Gugun is a huge city within its enclosure, which has almost one and a half thousand varied palaces, temples, concubine dwellings, baths and kitchens. The Chinese government gave more than two billion dollars to restore them and I think that the Chinese themselves as well as the Olympic guests were able to get pleasure in visiting the Forbidden City.
Temple of Heaven
To my regret, I haven’t got time and place enough to tell my reader of the many places of interest in modern Beijing – its twenty universities; a TV tower that is seen from a long distance; many skyscrapers, densely “carred” wide circular roads; or the magnificent Iheyuan Park with its white marble two-level imperial boat. Going by car to the north you come to the nearest part of the Great Wall. If you go in a little different direction you will come to another “pearl” of the Chinese capital – the cave of Peking man.

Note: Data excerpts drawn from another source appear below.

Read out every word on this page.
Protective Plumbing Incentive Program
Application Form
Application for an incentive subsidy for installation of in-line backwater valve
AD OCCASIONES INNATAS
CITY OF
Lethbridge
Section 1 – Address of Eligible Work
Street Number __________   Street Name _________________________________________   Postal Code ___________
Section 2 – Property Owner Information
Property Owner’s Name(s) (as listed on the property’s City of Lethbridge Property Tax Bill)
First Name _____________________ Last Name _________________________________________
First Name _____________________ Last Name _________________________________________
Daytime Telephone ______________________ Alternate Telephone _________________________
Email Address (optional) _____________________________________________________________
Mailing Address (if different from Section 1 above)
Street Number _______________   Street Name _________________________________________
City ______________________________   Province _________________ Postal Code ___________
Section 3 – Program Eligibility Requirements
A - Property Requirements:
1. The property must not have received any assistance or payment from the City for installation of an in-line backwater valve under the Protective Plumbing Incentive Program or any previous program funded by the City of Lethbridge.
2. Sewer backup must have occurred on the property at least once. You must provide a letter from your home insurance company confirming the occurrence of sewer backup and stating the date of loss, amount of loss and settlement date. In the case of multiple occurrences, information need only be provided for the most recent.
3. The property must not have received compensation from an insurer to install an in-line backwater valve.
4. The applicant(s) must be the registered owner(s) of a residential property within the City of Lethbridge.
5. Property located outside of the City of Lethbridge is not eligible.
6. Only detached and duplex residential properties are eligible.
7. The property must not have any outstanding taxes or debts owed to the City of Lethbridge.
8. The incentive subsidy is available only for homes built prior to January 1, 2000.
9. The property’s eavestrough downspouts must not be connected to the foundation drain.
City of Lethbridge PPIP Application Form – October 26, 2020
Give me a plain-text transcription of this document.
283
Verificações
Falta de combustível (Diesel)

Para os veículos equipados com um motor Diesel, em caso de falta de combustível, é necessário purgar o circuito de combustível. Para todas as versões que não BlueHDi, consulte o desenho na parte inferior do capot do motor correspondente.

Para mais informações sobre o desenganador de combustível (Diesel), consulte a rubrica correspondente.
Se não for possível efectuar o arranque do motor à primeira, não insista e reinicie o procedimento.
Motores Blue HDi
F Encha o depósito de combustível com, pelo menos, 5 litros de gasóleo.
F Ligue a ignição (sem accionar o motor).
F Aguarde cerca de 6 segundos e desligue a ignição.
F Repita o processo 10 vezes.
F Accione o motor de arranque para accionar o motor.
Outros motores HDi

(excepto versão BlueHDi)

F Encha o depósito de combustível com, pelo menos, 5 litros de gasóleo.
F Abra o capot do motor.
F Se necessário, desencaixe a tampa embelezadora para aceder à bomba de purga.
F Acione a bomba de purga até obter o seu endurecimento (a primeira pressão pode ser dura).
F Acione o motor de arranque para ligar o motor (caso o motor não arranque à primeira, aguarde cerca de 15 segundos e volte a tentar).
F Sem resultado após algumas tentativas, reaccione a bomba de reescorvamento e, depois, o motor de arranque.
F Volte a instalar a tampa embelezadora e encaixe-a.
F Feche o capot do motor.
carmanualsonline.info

Some words on the Beijing metro. When I visited the capital there were only two lines – a circular one and east-west line. Last year I heard that they will have three more for the convenience of the Olympic guests. They constructed the third terminal of their international airport and it became the biggest in the world; its construction cost almost three billion dollars and the whole length of its three terminals is 3.2 km! The roof windows, when open, remind one of the scales of a fabulous dragon. The airport has a transportation centre that links it to the city’s metro system; it is very useful for our tourists and “chelnoki” because they can reach the Russian district of Beijing without any delay.
There are many other things to say of Beijing – the “Northern capital” of the great country, our eastern neighbour. Last year was a “Year of China” in our country and 2006 – a “Year of Russia” in China. And in the “special” Russian district many times I saw not only the characters “The Great Wall” but “Friendship” as well.